Specifically, we’ll first take 30 different random samples of size \(n\) = 50 balls from the bowl. Then we’ll construct 10 percentile-based confidence intervals using each of the three different confidence levels.

Finally, we’ll compare the widths of these intervals. We visualize the resulting confidence intervals in Figure 8.29 along with a vertical line marking the true value of \(p\) = 0.375.

Ten 80, 95, and 99% confidence intervals for \(p\) based on \(n = 50\).

FIGURE 8.29: Ten 80, 95, and 99% confidence intervals for \(p\) based on \(n = 50\).

Observe that as the confidence level increases from 80% to 95% to 99%, the confidence intervals tend to get wider as seen in Table 8.2 where we compare their average widths.

TABLE 8.2: Average width of 80, 95, and 99% confidence intervals
Confidence level Mean width
80% 0.162
95% 0.262
99% 0.338

So in order to have a higher confidence level, our confidence intervals must be wider. Ideally, we would have both a high confidence level and narrow confidence intervals. However, we cannot have it both ways. If we want to be more confident, we need to allow for wider intervals. Conversely, if we would like a narrow interval, we must tolerate a lower confidence level.
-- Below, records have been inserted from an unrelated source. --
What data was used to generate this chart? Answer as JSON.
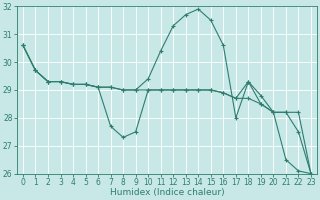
{
  "xlabel": "Humidex (Indice chaleur)",
  "bg_color": "#c8e8e8",
  "grid_color": "#ffffff",
  "line_color": "#2e7d6e",
  "x_values": [
    0,
    1,
    2,
    3,
    4,
    5,
    6,
    7,
    8,
    9,
    10,
    11,
    12,
    13,
    14,
    15,
    16,
    17,
    18,
    19,
    20,
    21,
    22,
    23
  ],
  "line1": [
    30.6,
    29.7,
    29.3,
    29.3,
    29.2,
    29.2,
    29.1,
    29.1,
    29.0,
    29.0,
    29.0,
    29.0,
    29.0,
    29.0,
    29.0,
    29.0,
    28.9,
    28.7,
    29.3,
    28.8,
    28.2,
    28.2,
    28.2,
    26.0
  ],
  "line2": [
    30.6,
    29.7,
    29.3,
    29.3,
    29.2,
    29.2,
    29.1,
    29.1,
    29.0,
    29.0,
    29.4,
    30.4,
    31.3,
    31.7,
    31.9,
    31.5,
    30.6,
    28.0,
    29.3,
    28.5,
    28.2,
    26.5,
    26.1,
    26.0
  ],
  "line3": [
    30.6,
    29.7,
    29.3,
    29.3,
    29.2,
    29.2,
    29.1,
    27.7,
    27.3,
    27.5,
    29.0,
    29.0,
    29.0,
    29.0,
    29.0,
    29.0,
    28.9,
    28.7,
    28.7,
    28.5,
    28.2,
    28.2,
    27.5,
    26.0
  ],
  "ylim": [
    26,
    32
  ],
  "yticks": [
    26,
    27,
    28,
    29,
    30,
    31,
    32
  ],
  "xticks": [
    0,
    1,
    2,
    3,
    4,
    5,
    6,
    7,
    8,
    9,
    10,
    11,
    12,
    13,
    14,
    15,
    16,
    17,
    18,
    19,
    20,
    21,
    22,
    23
  ],
  "tick_fontsize": 5.5,
  "xlabel_fontsize": 6.5
}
The moral of the story is: Higher confidence levels tend to produce wider confidence intervals. When looking at Figure 8.29 it is important to keep in mind that we kept the sample size fixed at \(n\) = 50. Thus, all \(10 \cdot 3 = 30\) random samples from the bowl had the same sample size. What happens if instead we took samples of different sizes? Recall that we did this in Subsection 7.2.4 using virtual shovels with 25, 50, and 100 slots.

Impact of sample size

This time, let’s fix the confidence level at 95%, but consider three different sample sizes for \(n\): 25, 50, and 100. Specifically, we’ll first take 10 different random samples of size 25, 10 different random samples of size 50, and 10 different random samples of size 100. We’ll then construct 95% percentile-based confidence intervals for each sample. Finally, we’ll compare the widths of these intervals. We visualize the resulting 30 confidence intervals in Figure 8.30. Note also the vertical line marking the true value of \(p\) = 0.375.

Ten 95% confidence intervals for \(p\) with \(n = 25, 50,\) and \(100\).

FIGURE 8.30: Ten 95% confidence intervals for \(p\) with \(n = 25, 50,\) and \(100\).

Observe that as the confidence intervals are constructed from larger and larger sample sizes, they tend to get narrower. Let’s compare the average widths in Table 8.3.

TABLE 8.3: Average width of 95% confidence intervals based on \(n = 25\), \(50\), and \(100\)
Sample size Mean width
n = 25 0.380
n = 50 0.268
n = 100 0.189

The moral of the story is: Larger sample sizes tend to produce narrower confidence intervals. Recall that this was a key message in Subsection 7.3.3. As we used larger and larger shovels for our samples, the sample proportions red \(\widehat{p}\) tended to vary less. In other words, our estimates got more and more precise.

Recall that we visualized these results in Figure 7.15, where we compared the sampling distributions for \(\widehat{p}\) based on samples of size \(n\) equal 25, 50, and 100. We also quantified the sampling variation of these sampling distributions using their standard deviation, which has that special name: the standard error. So as the sample size increases, the standard error decreases.

In fact, the standard error is another related factor in determining confidence interval width. We’ll explore this fact in Subsection 8.7.2 when we discuss theory-based methods for constructing confidence intervals using mathematical formulas. Such methods are an alternative to the computer-based methods we’ve been using so far.